The rules released on February 10 do not address the employer reporting requirements necessary for enforcement of both the employer and individual mandate components of the law (Sections 6055 and 6056 of the IRS Code). However, a fact sheet on the final rules states that final rules are intended to simplify the employer information reporting requirements, and that proposed rules on these requirements will be issued “shortly.”

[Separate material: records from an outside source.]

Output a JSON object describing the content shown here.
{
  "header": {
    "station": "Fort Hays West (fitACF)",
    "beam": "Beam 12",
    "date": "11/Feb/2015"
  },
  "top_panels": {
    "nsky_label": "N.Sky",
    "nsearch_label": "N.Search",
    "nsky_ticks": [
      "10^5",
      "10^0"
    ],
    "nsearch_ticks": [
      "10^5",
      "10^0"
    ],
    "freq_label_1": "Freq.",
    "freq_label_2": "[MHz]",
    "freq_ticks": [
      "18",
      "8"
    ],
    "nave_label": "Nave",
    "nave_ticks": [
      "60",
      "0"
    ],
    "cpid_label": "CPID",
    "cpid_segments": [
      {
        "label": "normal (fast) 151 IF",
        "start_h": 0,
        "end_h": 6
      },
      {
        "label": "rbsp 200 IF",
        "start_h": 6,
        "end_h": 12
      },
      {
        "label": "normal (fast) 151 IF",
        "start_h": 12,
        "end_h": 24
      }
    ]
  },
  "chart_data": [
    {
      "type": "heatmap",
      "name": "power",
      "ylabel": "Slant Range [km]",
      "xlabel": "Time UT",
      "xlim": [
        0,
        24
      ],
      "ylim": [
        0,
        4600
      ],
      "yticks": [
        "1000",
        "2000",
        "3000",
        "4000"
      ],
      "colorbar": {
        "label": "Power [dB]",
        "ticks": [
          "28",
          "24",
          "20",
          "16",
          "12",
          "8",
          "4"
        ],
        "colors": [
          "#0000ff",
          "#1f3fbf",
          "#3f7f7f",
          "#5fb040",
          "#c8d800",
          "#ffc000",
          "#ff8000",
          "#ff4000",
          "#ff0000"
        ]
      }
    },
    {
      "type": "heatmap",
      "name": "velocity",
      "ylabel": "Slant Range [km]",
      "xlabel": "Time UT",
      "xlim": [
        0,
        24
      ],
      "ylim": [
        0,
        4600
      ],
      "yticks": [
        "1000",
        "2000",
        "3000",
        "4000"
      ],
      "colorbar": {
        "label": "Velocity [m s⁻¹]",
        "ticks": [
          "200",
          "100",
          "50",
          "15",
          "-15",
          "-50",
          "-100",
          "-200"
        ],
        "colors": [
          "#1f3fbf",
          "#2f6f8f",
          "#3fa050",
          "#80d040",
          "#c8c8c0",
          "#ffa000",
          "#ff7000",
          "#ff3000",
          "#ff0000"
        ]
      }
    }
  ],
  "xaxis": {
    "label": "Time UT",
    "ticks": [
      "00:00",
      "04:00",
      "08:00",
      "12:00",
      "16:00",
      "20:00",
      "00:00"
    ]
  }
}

Many in the media and other places have questioned the Obama Administration’s legal authority to make these changes to the employer mandate. Many others have suggested these changes were made for political purposes only. From NAHU’s perspective, we will leave the definitive word on constitutional authority to the courts, but do note that all presidents in recent memory have used their enforcement authority with regard to regulations broadly. There are other PPACA provisions currently not being enforced, such as the non-discrimination rules for all fully insured group plans, and the previous Administration also used regulatory authority to delay action and change requirements on health insurance-related matters, such as the HIPAA privacy rules and reimportation of prescription drugs. So while the Obama Administration may play the regulatory authority card fairly regularly, it’s a card that’s been played many times in our nation’s history. As for the view that this decision was politically motivated, we concede that few things in Washington occur for purely altruistic reasons. However, NAHU and many other groups have been asking for relief for employer clients for more than a year. No matter the reason why it was granted, we are grateful for the relief this rule will bring.